Uygurlar yalnız bırakıldığı ve yetim kaldırıldığı tarihten bu
yana acılarını, zamana yayılan ve beklenen ölümlerini, ıstıraplarını ve
kitlesel şehâdetlerini herhangi bir küresel gücün hesaplarına ve senaryolarına alet
etmediler. Hiçbirinin maşası olmayı denemediler. Şehâdeti bir varoluş biçimi
olarak destanlaştırmaya çalıştılar. Uygurların, bilinçlerini şehâdetle bütünleştirerek
idamı bir sembole dönüştürmeleri, şehâdeti dirilişe dönüştürmektir aslında. Buradan
tarihimize bakarsanız eğer, Doğu Türkistanlıların yani mümin Uygur kardeşlerinizin,
şehâdeti bir ifade biçimi olarak seçtiğini ve direnişi kendi kıyımlarıyla ebedîleştirdiklerini
görebilirsiniz.
Bir buçuk asırdır, Uygurlar çocuklarına ve torunlarına mîras
olarak mal, mülk, servet, ev, araba, mevki ve mâkâm bırakmadılar. Kendi
ölümlerini, direnişlerini, kıyamlarını ve şehâdetlerini mîras bildiler. Sadece inançlarına,
ihlâslarına, samîmi duruşlarına ve Yüce Allah’a güvendiler. Çâresiz
kaldıklarında, her şeyin bittiği bir zamanda “Hasbün-Allah ve ni’mel Vekîl”
diyor, buzlu dağları yalın ayak yürüyerek aşıyor, ölülerini bilmedikleri,
tanımadıkları topraklara defnedip ikinci vatanları olarak gördükleri, Mevlânâ’nın
ve ataları olan erenlerin ülkesine geliyorlar.

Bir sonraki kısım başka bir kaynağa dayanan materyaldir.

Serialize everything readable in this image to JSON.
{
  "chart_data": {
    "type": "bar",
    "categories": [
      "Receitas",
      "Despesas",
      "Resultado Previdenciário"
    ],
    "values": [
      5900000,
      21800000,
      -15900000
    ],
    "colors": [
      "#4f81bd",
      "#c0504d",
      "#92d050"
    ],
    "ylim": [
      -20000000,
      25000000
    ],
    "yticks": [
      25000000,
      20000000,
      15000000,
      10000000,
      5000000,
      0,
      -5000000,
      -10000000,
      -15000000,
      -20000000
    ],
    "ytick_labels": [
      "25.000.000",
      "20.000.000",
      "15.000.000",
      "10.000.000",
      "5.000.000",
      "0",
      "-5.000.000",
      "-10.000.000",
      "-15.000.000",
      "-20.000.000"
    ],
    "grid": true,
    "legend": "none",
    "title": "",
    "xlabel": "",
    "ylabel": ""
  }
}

Unutmayın, Anadolu, Uygurların da anayurdudur. Anadolu’ya
yaptığı hicret kaçmak değil, daha büyük şehâdete hazırlanma sürecidir. Rabbim
kimseyi öz vatanında parya, öz vatanında garip eylemesin! Kimseyi insan suratlı
Yecüc Mecüc Kızıl Çinlilerinin işgaline terk etmesin!
Allah’ım, ne olur, bizi sözde insan hakları savunucularının, Batı’nın, sözde İslâm dünyasının ve sözde Türk dünyasının yardımına muhtaç eyleme! 136 senedir çekmekte olduğumuz şu pis işgalin intikamını kendi ellerimizle almayı nasip et! Bize Kendi Kudretinden güç ver, kendi gücümüzle tarihte onlarca kez olduğu gibi Çinlileri ülkemizden silip atmayı nasip eyle!